The expression of HY5 is regulated at the transcriptional level by low temperature independently of ABA and CBFs. Expression analysis of HY5 determined by qPCR in Col plants exposed to 4 °C in the light or in the dark (A), and in cold-exposed WT, cbf2 mutant, CBF1-AS3 transgenic, and aba2-11 mutant plants (B). (C) Expression analysis of LUC and HY5 genes determined by qPCR in Pro_HY5:LUC plants exposed to 4 °C at the indicated times. In A–C, data were normalized to the expression levels of the control gene At4g26410. Bars indicate SD of triplicates. (D) LUC activity in etiolated Pro_HY5:LUC seedlings exposed 24 h to 4 °C. (E) Quantification of LUC activity shown in D. Data are expressed in arbitrary units as means of three independent experiments with 10 plants each. Bars indicate SD.

Fig. 5.

HY5 is stabilized in response to low temperature by nuclear depletion of COP1. (A) Levels of HY5:3HA protein (30 kDa) in 35S:HY5:3HA-complemented hy5-1 seedlings treated with MG132 and subsequently with cycloheximide (CHX), and exposed to 20 °C or 4 °C in the dark or in the light for the indicated times.
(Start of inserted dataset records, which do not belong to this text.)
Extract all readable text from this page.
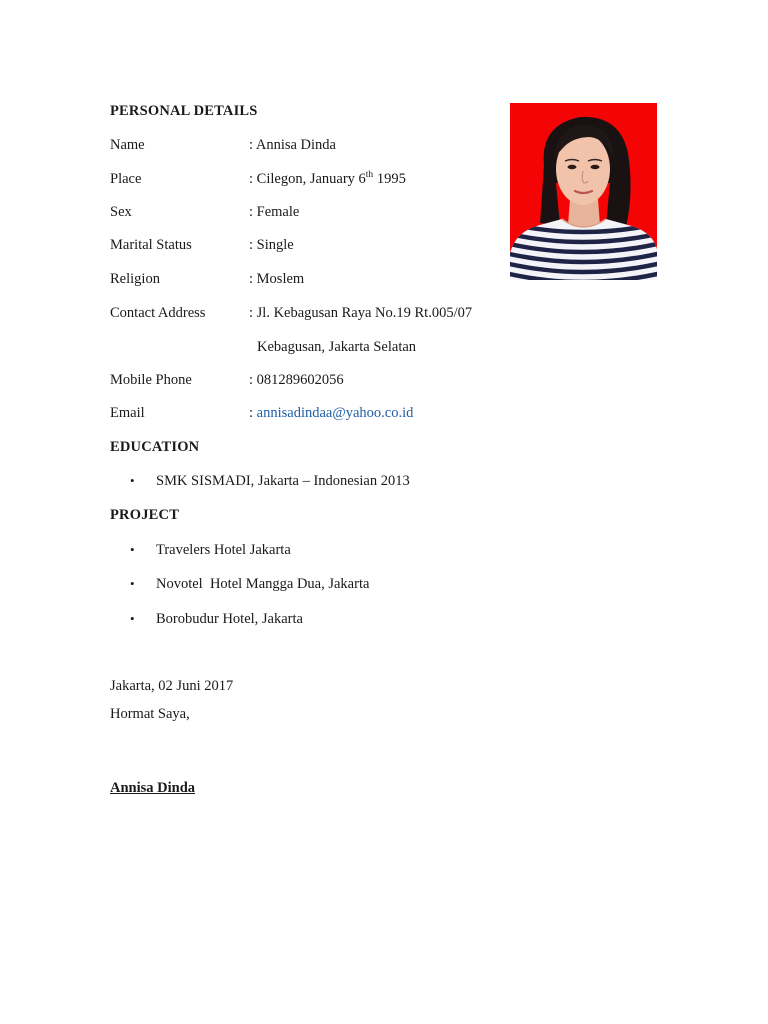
PERSONAL DETAILS
Name	: Annisa Dinda
Place	: Cilegon, January 6th 1995
Sex	: Female
Marital Status	: Single
Religion	: Moslem
Contact Address	: Jl. Kebagusan Raya No.19 Rt.005/07
Kebagusan, Jakarta Selatan
Mobile Phone	: 081289602056
Email	: annisadindaa@yahoo.co.id
EDUCATION
• SMK SISMADI, Jakarta – Indonesian 2013
PROJECT
• Travelers Hotel Jakarta
• Novotel  Hotel Mangga Dua, Jakarta
• Borobudur Hotel, Jakarta
Jakarta, 02 Juni 2017
Hormat Saya,
Annisa Dinda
The large subunit of Rubisco (55 kDa) was used as a loading control. (B) Confocal laser scanning micrographs of c-hy5 plants exposed to 20 °C or 4 °C in the dark or in the light. (C) Confocal laser scanning micrographs of cop1-4 mutants complemented with Pro_35S:YFP:COP1 exposed to 20 °C or 4 °C in the dark or in the light. B Lower and C Lower show overlays of the YFP fluorescence and the transmission images. (Scale bars: 75 μm.)

Fig. 6.

Proposed model for Z-box, HY5, and COP1 function in cold acclimation. A model in which HY5 would promote full development of cold acclimation, integrating low temperature and light signaling is suggested. The involvement of other light signaling components, including COP1 and the Z-box, is also included. Solid and dotted arrows represent established and theoretical pathways, respectively.